By Rudolph Bell
Republican Nikki Haley criticized her opponent in the governor's race for not backing an Arizona-style immigration law, but Democrat Vincent Sheheen said she was just raising a national issue to pander like her political ally, Gov. Mark Sanford.
On a separate issue, Haley and Sheheen said their campaigns aren't yet talking less than eight weeks before the election about when the two might debate formally.
The candidates traded barbs while in downtown Spartanburg for separate events.
Haley called reporters to the Spartanburg County Courthouse to criticize Sheheen for not advocating that South Carolina adopt the same law against illegal immigration that has spurred national controversy in Arizona.
Appearing with Spartanburg County Sheriff Chuck Wright, Haley said taxpayers spent $87 million to provide illegal immigrants with public services in 2004, a fact she said shows the tie between the economy and illegal immigration.
"Sen. Sheheen says we should be focusing on jobs and the economy. Focusing on illegal immigration is focusing on jobs and the economy," Haley said.
She promised to sign an Arizona-style law if it came across her desk as governor.
"I am the daughter of immigrant parents. We are a country of immigrants, but more importantly we are a country of laws," Haley said.
Sheheen blasted back about an hour later and a few blocks away, where he was raising money at The Showroom gallery and performance hall.
Sheheen said he voted for South Carolina's new law to combat illegal immigration, which he said holds employers accountable for hiring illegal aliens and is one of the toughest in the nation. He said Haley was trying to distract voters and avoid a discussion of job creation, which he called the most important issue.
"I'm running for governor of South Carolina, not governor of the United States," Sheheen told The Greenville News . "In this state, what we need is a leader who will talk about job creation. She's dodging it every chance she gets because Mark Sanford, who is her mentor, has a terrible record on job creation."

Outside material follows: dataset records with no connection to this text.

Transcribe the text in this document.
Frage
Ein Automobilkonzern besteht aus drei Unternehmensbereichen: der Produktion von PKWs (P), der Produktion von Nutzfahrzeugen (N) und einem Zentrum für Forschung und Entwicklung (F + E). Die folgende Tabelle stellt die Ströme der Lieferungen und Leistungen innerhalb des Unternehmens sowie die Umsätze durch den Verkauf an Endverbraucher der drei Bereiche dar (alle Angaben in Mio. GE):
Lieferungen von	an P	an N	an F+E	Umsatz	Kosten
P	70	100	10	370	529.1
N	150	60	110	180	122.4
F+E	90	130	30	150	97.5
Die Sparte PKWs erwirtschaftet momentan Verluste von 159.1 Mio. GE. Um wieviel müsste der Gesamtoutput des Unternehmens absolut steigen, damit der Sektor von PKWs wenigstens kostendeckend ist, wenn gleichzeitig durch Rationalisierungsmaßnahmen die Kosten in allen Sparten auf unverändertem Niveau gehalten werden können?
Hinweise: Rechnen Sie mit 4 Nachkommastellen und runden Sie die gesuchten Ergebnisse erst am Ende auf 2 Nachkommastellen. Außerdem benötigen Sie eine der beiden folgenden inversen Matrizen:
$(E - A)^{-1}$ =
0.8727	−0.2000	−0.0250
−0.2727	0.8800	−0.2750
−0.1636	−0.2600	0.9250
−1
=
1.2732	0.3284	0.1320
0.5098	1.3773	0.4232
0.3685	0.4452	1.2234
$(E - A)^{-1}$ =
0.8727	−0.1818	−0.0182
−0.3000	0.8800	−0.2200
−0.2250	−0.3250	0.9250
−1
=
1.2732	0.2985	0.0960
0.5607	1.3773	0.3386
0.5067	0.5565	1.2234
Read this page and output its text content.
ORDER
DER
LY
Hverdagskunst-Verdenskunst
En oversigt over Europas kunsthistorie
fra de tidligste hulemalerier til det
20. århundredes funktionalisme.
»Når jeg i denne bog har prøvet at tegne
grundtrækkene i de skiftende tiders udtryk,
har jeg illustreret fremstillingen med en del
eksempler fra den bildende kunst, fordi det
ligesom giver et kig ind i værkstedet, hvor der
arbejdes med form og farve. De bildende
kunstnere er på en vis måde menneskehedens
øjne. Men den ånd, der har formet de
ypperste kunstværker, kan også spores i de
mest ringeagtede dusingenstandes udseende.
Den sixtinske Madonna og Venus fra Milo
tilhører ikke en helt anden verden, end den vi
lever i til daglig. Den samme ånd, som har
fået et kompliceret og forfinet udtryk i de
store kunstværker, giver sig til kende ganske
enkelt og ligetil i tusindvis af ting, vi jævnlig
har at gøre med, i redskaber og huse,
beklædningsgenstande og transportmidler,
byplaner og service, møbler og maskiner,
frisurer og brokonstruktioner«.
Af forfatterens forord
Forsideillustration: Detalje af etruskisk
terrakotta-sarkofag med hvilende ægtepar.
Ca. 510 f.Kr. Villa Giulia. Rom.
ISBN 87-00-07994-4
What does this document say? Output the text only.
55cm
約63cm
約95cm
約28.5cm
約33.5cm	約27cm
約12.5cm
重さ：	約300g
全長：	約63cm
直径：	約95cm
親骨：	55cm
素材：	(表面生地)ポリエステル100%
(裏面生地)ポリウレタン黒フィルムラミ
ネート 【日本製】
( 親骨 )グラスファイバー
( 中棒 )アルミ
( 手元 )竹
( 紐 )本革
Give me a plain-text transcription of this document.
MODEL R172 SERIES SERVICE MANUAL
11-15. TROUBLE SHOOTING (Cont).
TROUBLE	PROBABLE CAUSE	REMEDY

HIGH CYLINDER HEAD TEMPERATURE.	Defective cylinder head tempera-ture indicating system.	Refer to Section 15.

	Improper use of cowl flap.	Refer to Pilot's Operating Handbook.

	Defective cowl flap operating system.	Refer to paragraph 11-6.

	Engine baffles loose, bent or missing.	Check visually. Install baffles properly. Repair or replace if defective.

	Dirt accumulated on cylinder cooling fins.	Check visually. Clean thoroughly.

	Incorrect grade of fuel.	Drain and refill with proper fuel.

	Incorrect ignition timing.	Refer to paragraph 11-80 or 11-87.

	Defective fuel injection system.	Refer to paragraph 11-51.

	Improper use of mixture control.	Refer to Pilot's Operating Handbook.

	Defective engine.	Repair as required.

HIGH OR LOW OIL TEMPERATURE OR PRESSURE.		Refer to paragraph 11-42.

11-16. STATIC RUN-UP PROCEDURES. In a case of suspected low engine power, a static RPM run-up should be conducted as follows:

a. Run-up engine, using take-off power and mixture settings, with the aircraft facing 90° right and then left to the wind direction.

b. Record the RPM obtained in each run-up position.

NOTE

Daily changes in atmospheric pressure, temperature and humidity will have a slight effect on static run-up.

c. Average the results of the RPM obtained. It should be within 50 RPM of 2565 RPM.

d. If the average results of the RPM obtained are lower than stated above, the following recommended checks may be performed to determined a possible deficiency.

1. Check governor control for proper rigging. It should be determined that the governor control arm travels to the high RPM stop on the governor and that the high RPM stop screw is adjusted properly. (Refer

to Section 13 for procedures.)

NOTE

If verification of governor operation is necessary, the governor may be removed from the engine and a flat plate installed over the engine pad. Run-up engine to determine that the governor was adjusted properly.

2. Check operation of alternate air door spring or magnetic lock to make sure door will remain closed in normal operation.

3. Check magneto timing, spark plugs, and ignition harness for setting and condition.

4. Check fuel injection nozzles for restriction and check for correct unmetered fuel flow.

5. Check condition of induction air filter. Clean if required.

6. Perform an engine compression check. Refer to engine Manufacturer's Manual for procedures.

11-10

Sheheen said South Carolina needs to enforce its own law before adopting Arizona's, though he is open to additional reforms if needed down the road. Sheheen said he has discussed immigration and other national issues over and over for the past year.
"But it's really all a distraction, and we saw the same thing with Mark Sanford for eight years," he said.
"A distraction. National press conferences. National pandering and ignoring of South Carolina's needs, and the result has been incredibly high unemployment. The result has been teacher layoffs, and the result has been scandal in state government."
Haley said Sheheen is wrong to claim South Carolina's law is as strong as Arizona's, and she named some of the differences.
Police in Arizona, she said, are authorized to take illegal immigrants to a federal facility themselves, while police in South Carolina must call the Department of Homeland Security.
In addition, Haley said, Arizona police are allowed to immediately enforce federal immigration laws, while South Carolina must first spend time and money training its officers.
On a different topic, Sheheen said Haley's campaign hasn't responded to his recent call for five debates on different topics in different parts of the state, including one in Greenville on jobs and the economy.
"I think the voters need to be informed in depth and not just in 30-second sound bites," Sheheen said.
Haley said she's happy to debate, but she won't let Sheheen choose the terms by himself.
"We will absolutely discuss making sure we have debates so that every citizen in South Carolina can see it, and we will do it on a time where we both are available," Haley told The News .
"But he is not going to dictate the days and times and how we are going to go about having the debates."